Insertions and deletions (gaps - ) are usually tolerated only
in surface loop regions. Accordingly, gaps are normally given all
properties in the property matrix so that aligned positions that
contain a gap are assigned a low conservation value.
The set based conservation analysis described here is independent of
the number of sequences analysed. For example, a position in an
alignment of 100 sequences that contains 99 Alanines and one Lysine
will give the same conservation value as a position in an alignment of
two sequences that has one Alanine and one Lysine.
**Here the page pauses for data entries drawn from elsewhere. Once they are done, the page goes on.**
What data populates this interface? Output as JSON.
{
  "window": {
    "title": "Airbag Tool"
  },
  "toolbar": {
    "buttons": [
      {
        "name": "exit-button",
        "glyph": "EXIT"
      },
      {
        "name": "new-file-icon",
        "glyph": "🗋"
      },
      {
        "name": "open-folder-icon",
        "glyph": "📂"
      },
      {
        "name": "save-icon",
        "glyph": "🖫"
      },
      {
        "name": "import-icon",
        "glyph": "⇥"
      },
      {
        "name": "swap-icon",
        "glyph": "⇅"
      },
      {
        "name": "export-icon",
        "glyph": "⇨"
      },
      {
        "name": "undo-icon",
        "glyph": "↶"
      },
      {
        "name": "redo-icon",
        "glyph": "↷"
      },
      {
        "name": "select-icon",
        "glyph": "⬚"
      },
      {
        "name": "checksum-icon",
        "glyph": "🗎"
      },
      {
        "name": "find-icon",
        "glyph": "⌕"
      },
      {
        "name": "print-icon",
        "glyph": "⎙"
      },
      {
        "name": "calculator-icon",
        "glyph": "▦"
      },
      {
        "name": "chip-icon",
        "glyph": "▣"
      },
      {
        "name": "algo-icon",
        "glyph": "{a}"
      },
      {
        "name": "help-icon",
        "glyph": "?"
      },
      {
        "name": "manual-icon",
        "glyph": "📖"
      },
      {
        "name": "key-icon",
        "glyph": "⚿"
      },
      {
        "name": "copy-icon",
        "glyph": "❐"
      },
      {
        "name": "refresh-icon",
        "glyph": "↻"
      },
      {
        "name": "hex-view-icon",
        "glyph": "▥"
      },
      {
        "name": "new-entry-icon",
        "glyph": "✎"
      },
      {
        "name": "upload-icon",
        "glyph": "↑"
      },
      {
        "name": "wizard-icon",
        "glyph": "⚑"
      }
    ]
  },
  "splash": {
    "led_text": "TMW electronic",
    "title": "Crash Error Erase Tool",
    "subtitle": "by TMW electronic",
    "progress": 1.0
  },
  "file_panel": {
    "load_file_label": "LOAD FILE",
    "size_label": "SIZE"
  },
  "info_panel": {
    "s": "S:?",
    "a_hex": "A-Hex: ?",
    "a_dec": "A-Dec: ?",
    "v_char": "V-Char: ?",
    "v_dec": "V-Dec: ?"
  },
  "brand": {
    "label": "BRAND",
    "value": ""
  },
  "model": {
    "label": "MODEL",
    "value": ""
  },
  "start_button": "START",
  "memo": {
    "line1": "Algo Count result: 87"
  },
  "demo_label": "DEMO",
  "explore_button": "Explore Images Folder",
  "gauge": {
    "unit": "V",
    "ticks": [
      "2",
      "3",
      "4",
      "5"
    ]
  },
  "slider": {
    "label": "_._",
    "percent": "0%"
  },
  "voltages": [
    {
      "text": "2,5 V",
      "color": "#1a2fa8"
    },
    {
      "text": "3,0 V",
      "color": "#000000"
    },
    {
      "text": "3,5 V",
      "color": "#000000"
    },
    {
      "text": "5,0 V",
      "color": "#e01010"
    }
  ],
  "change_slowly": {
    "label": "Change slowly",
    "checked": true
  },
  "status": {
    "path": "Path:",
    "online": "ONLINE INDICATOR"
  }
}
The advantage of
this approach is that the tolerance of particular physico-chemical
properties at a position indicates the likely environment of the amino
acids in the common fold of the protein family. This reasoning
suggests that a position that conserves Valine in 99 sequences, but
also shows Aspartate is unlikely to be performing a common structural
or functional role. However, it may sometimes be suspected that one
or more of the sequences contain errors, or that there are errors in
the alignment. It is then desirable to relax the strict conservation
rules. Accordingly, a predetermined number of gaps or residues that
are represent less than %of the total at a position may be
ignored when calculating conservation values. For example, alignment
position 3 in Figure 2 is
predominantly Asp.
This position would not be recorded as conserved using the charge index due to the presence of a single Asn (1 out of 12 or 8.3%of the sequences in the alignment). If a 10%threshold for unusual residues is set, then this Asn would be ignored when calculating the conservation value (similarly, Val at position 10). Positions where unusual residues have been ignored are reported only as conserved, never as identical even if the other residues present are identical (Figure 2, position 3). It is the ability to quantify the conservation of amino acids which gives the set based approach its major advantage over averaging a single property scale, caution must therefore be exercised when deciding to ignore gaps and unusual residues.